This is not to suggest that we are a nation of complainers, but Scots does have some very good complaining words, and this is one of them. Dictionaries of the Scots Language (DSL) defines peenge in two parts: “To whine, complain, whimper; to speak in a querulous, whining tone; frequently in reference to poverty, real or pretended”.

Peenge has a long pedigree. Our earliest illustration is from John Lamont’s Poems of 1791: “the unhappy ne’er shall peenge to me in vain”. And later (in 1887) A D Willock’s novel Rosetty Ends gives us: “Pingin’ an’ grumblin’ because they haena been born wi’ a siller spune in their mooths”.

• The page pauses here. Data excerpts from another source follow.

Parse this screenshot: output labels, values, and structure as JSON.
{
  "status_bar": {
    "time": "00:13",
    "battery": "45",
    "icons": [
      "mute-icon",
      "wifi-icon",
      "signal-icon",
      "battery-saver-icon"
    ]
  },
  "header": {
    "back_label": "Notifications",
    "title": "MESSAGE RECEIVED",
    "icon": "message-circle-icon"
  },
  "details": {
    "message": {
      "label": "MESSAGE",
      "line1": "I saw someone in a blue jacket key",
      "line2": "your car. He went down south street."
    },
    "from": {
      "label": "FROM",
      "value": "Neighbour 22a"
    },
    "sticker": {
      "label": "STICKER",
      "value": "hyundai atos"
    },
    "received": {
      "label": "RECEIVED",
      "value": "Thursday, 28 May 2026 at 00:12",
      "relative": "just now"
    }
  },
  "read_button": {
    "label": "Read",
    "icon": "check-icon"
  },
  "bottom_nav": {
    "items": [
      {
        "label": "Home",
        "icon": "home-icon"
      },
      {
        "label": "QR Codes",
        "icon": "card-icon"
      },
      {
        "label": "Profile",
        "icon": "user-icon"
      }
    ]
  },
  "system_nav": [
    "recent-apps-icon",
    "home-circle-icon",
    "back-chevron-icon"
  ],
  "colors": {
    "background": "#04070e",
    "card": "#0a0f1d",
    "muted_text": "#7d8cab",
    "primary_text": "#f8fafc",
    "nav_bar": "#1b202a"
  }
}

Andrew Dodds uses it to disparage the poor plover in his Antrin [Occasional] Sangs (1921): “The mavis is nae speckled dove, The lark nae peengin’ plover”.

But back to familiar complaints, in September 1998 the Aberdeen Press and Journal published a letter bemoaning the motives of a protest group: “Have they nothing better to do than girn and peenge”.

Two years later, the word makes an elegiac appearance in Ellie McDonald’s poem The Gangan Fuit (from Pathfinder, 2000): “Ae day suin I'll lowse the knot/an fae the poke'll skail/a smirr o rain,/a seagull's peenge,/a lang-forgotten look o love.”

More recently, Animal Fairm (2023) - Thomas Clarke’s Scots translation of George Orwell’s Animal Farm (which won the Scots Book o the Year) - has Major declaring no vested interest in the uprising he is advocating: “Masel, ah cannae peenge - ah’ve been wan o the seilie wans.”